One million acres of forest with deep peat beneath it can contain as much as 10 times the carbon described above.

Were 1,000 pledgers each to pledge to save 1 million acres, fulfillment of these pledges could protect much of the world’s threatened tropical rainforest.

Can multiple individuals or organizations join together to make the pledge collectively?

Yes. At the discretion of MAP, groups of individuals or organizations with a reasonable connection can work together to fulfill the Million Acre Pledge.

Can companies and other organizations make the pledge?

Yes. For-profit companies and charities that are not largely devoted to conservation are encouraged to take the pledge. In the future, MAP may choose to recognize conservation charities, governments, and for-profit conservation companies that have saved, or are saving, millions of acres. Currently, MAP wishes to focus on encouraging individual, foundation, and corporate donors and investors to facilitate conservation and restoration.

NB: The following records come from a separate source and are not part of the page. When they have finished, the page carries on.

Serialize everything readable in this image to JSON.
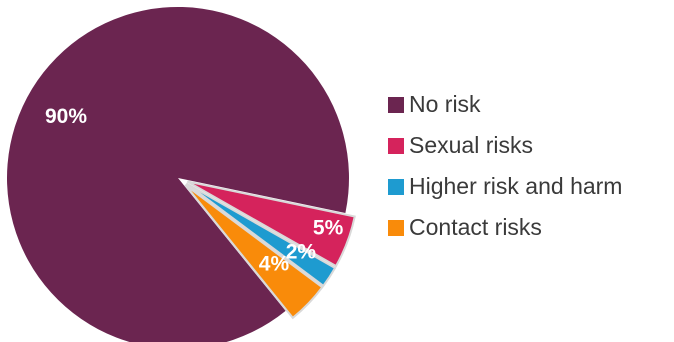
{
  "chart_data": {
    "type": "pie",
    "categories": [
      "No risk",
      "Sexual risks",
      "Higher risk and harm",
      "Contact risks"
    ],
    "values": [
      90,
      5,
      2,
      4
    ],
    "labels": [
      "90%",
      "5%",
      "2%",
      "4%"
    ],
    "colors": [
      "#6b2550",
      "#d5235c",
      "#1e9bd0",
      "#f98b0a"
    ],
    "legend_position": "right",
    "title": ""
  }
}
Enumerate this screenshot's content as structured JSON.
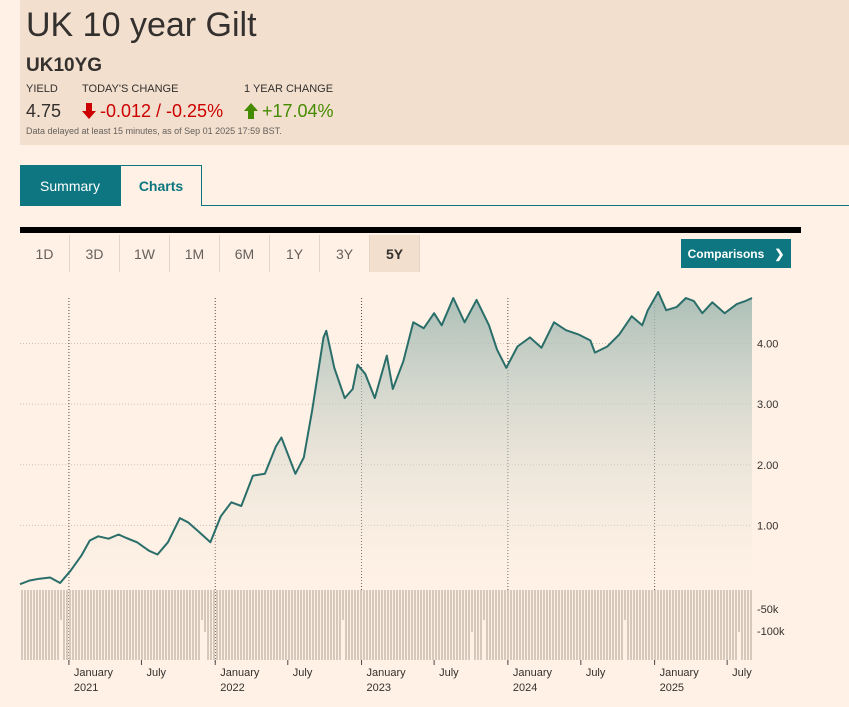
{
  "header": {
    "title": "UK 10 year Gilt",
    "symbol": "UK10YG",
    "yield_label": "YIELD",
    "yield_value": "4.75",
    "todays_change_label": "TODAY'S CHANGE",
    "todays_change_value": "-0.012 / -0.25%",
    "year_change_label": "1 YEAR CHANGE",
    "year_change_value": "+17.04%",
    "delay_note": "Data delayed at least 15 minutes, as of Sep 01 2025 17:59 BST.",
    "down_color": "#cc0000",
    "up_color": "#458b00"
  },
  "tabs": [
    {
      "label": "Summary",
      "active": true
    },
    {
      "label": "Charts",
      "active": false
    }
  ],
  "periods": [
    {
      "label": "1D",
      "active": false
    },
    {
      "label": "3D",
      "active": false
    },
    {
      "label": "1W",
      "active": false
    },
    {
      "label": "1M",
      "active": false
    },
    {
      "label": "6M",
      "active": false
    },
    {
      "label": "1Y",
      "active": false
    },
    {
      "label": "3Y",
      "active": false
    },
    {
      "label": "5Y",
      "active": true
    }
  ],
  "comparisons_label": "Comparisons",
  "chart_data": {
    "type": "area",
    "line_color": "#2a6e6a",
    "y_ticks": [
      1.0,
      2.0,
      3.0,
      4.0
    ],
    "ylim": [
      0.0,
      4.8
    ],
    "volume_ticks": [
      "-50k",
      "-100k"
    ],
    "x_ticks": [
      {
        "date": "2021-01-01",
        "month": "January",
        "year": "2021"
      },
      {
        "date": "2021-07-01",
        "month": "July",
        "year": ""
      },
      {
        "date": "2022-01-01",
        "month": "January",
        "year": "2022"
      },
      {
        "date": "2022-07-01",
        "month": "July",
        "year": ""
      },
      {
        "date": "2023-01-01",
        "month": "January",
        "year": "2023"
      },
      {
        "date": "2023-07-01",
        "month": "July",
        "year": ""
      },
      {
        "date": "2024-01-01",
        "month": "January",
        "year": "2024"
      },
      {
        "date": "2024-07-01",
        "month": "July",
        "year": ""
      },
      {
        "date": "2025-01-01",
        "month": "January",
        "year": "2025"
      },
      {
        "date": "2025-07-01",
        "month": "July",
        "year": ""
      }
    ],
    "series": [
      {
        "points": [
          [
            "2020-09-01",
            0.03
          ],
          [
            "2020-09-25",
            0.09
          ],
          [
            "2020-10-20",
            0.12
          ],
          [
            "2020-11-15",
            0.14
          ],
          [
            "2020-12-10",
            0.05
          ],
          [
            "2021-01-05",
            0.25
          ],
          [
            "2021-02-01",
            0.5
          ],
          [
            "2021-02-22",
            0.75
          ],
          [
            "2021-03-15",
            0.82
          ],
          [
            "2021-04-10",
            0.78
          ],
          [
            "2021-05-05",
            0.85
          ],
          [
            "2021-05-25",
            0.79
          ],
          [
            "2021-06-20",
            0.72
          ],
          [
            "2021-07-20",
            0.58
          ],
          [
            "2021-08-10",
            0.52
          ],
          [
            "2021-09-05",
            0.72
          ],
          [
            "2021-10-05",
            1.12
          ],
          [
            "2021-10-25",
            1.05
          ],
          [
            "2021-11-20",
            0.9
          ],
          [
            "2021-12-20",
            0.72
          ],
          [
            "2022-01-15",
            1.15
          ],
          [
            "2022-02-10",
            1.38
          ],
          [
            "2022-03-07",
            1.32
          ],
          [
            "2022-04-05",
            1.82
          ],
          [
            "2022-05-05",
            1.85
          ],
          [
            "2022-06-01",
            2.3
          ],
          [
            "2022-06-15",
            2.45
          ],
          [
            "2022-07-20",
            1.85
          ],
          [
            "2022-08-10",
            2.12
          ],
          [
            "2022-08-31",
            2.9
          ],
          [
            "2022-09-28",
            4.1
          ],
          [
            "2022-10-05",
            4.21
          ],
          [
            "2022-10-25",
            3.6
          ],
          [
            "2022-11-20",
            3.1
          ],
          [
            "2022-12-10",
            3.25
          ],
          [
            "2022-12-22",
            3.65
          ],
          [
            "2023-01-10",
            3.5
          ],
          [
            "2023-02-03",
            3.1
          ],
          [
            "2023-03-05",
            3.8
          ],
          [
            "2023-03-20",
            3.25
          ],
          [
            "2023-04-15",
            3.7
          ],
          [
            "2023-05-10",
            4.35
          ],
          [
            "2023-06-05",
            4.25
          ],
          [
            "2023-07-01",
            4.5
          ],
          [
            "2023-07-20",
            4.3
          ],
          [
            "2023-08-18",
            4.75
          ],
          [
            "2023-09-15",
            4.35
          ],
          [
            "2023-10-15",
            4.72
          ],
          [
            "2023-11-15",
            4.3
          ],
          [
            "2023-12-05",
            3.9
          ],
          [
            "2023-12-28",
            3.6
          ],
          [
            "2024-01-25",
            3.95
          ],
          [
            "2024-02-25",
            4.1
          ],
          [
            "2024-03-25",
            3.93
          ],
          [
            "2024-04-25",
            4.35
          ],
          [
            "2024-05-25",
            4.22
          ],
          [
            "2024-06-25",
            4.15
          ],
          [
            "2024-07-25",
            4.05
          ],
          [
            "2024-08-05",
            3.85
          ],
          [
            "2024-09-05",
            3.95
          ],
          [
            "2024-10-05",
            4.15
          ],
          [
            "2024-11-05",
            4.45
          ],
          [
            "2024-12-01",
            4.3
          ],
          [
            "2024-12-15",
            4.55
          ],
          [
            "2025-01-10",
            4.85
          ],
          [
            "2025-01-30",
            4.55
          ],
          [
            "2025-02-25",
            4.6
          ],
          [
            "2025-03-20",
            4.75
          ],
          [
            "2025-04-09",
            4.7
          ],
          [
            "2025-04-30",
            4.5
          ],
          [
            "2025-05-25",
            4.68
          ],
          [
            "2025-06-25",
            4.5
          ],
          [
            "2025-07-25",
            4.65
          ],
          [
            "2025-08-15",
            4.7
          ],
          [
            "2025-09-01",
            4.75
          ]
        ]
      }
    ]
  }
}
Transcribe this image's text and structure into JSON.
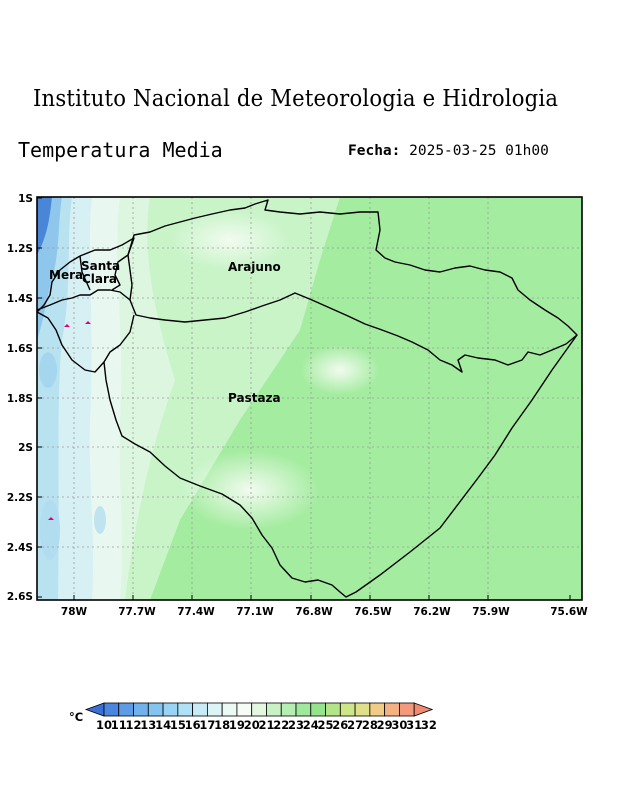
{
  "header": {
    "institute": "Instituto Nacional de Meteorologia e Hidrologia",
    "product": "Temperatura Media",
    "date_label": "Fecha:",
    "date_value": "2025-03-25 01h00"
  },
  "map": {
    "lat_labels": [
      "1S",
      "1.2S",
      "1.4S",
      "1.6S",
      "1.8S",
      "2S",
      "2.2S",
      "2.4S",
      "2.6S"
    ],
    "lon_labels": [
      "78W",
      "77.7W",
      "77.4W",
      "77.1W",
      "76.8W",
      "76.5W",
      "76.2W",
      "75.9W",
      "75.6W"
    ],
    "regions": [
      "Arajuno",
      "Pastaza",
      "Mera",
      "Santa",
      "Clara"
    ],
    "colors": {
      "cold_deep": "#4a86d8",
      "cold": "#8fc7ec",
      "cool": "#c8ecf4",
      "mild": "#e8f8f0",
      "light_green": "#c8f4c8",
      "green": "#a4eca0",
      "border": "#000000",
      "grid": "#9a9a9a",
      "marker": "#e0007a"
    }
  },
  "colorbar": {
    "unit": "°C",
    "labels": [
      "10",
      "11",
      "12",
      "13",
      "14",
      "15",
      "16",
      "17",
      "18",
      "19",
      "20",
      "21",
      "22",
      "23",
      "24",
      "25",
      "26",
      "27",
      "28",
      "29",
      "30",
      "31",
      "32"
    ],
    "colors": [
      "#3a6fd8",
      "#4a86e0",
      "#5c9ce6",
      "#6fb2ec",
      "#84c4f0",
      "#9ad4f4",
      "#b0e2f6",
      "#c8ecf6",
      "#dcf4f6",
      "#ecfaf6",
      "#f6fcf6",
      "#e4f8e0",
      "#c8f2c4",
      "#b4eeb0",
      "#a0e89c",
      "#94e48c",
      "#b4e488",
      "#cce688",
      "#e0e08a",
      "#f0cc86",
      "#f4b282",
      "#f49a7c",
      "#f28a72"
    ]
  }
}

How long does a pledger have to complete the commitment?

A pledger is generally expected to have made all financial contributions to achieve the acreage pledge within a period of several years, subject to the availability of conservation projects to fund. Completion of the funded conservation projects may take several more years. Pledgers generally opt to complete their pledges rapidly in order to combat promptly tremendous current deforestation and other ecosystems loss worldwide. The pledge form requires each pledger to continue to make reasonable and timely pledge progress to remain part of MAP.

Can a pledger change or terminate a pledge?

A pledger may modify the number of acres pledged at any time. A pledger may also terminate a pledge at any time. Once MAP has received notice of a pledge change, MAP will make appropriate changes to its website and other media.

Are the pledges legally binding?

The good-faith pledges are not legal binding. If a pledger does not continue to make reasonable and timely progress towards the pledged acres and provide reasonable evidence of such progress, MAP may remove such pledger from the MAP website and other media.

Are pledgers solely responsible for protecting or restoring the acres they pledge?

No. As set forth in these acknowledgements, the people, communities and governments, laws, and legal institutions of the jurisdictions containing the areas conserved are critically important factors in conservation. Local non-governmental organizations and individuals are also essential. The support of non-governmental organizations from other countries play an important, often crucial, supporting role, as do their financial supporters, such as the pledgers. And multiple non-governmental organizations (and their donors or investors) may contribute to safeguarding each particular area conserved.

Who operates the Million Acre Pledge (MAP)?

MAP is a charitable organization devoted to promoting forest and other ecosystem conservation and restoration. MAP is supported by individuals, including its pledgers, and conservation organizations.

Do past efforts count towards pledge goals?

Yes. Past financial contributions count towards achievement of pledger commitments.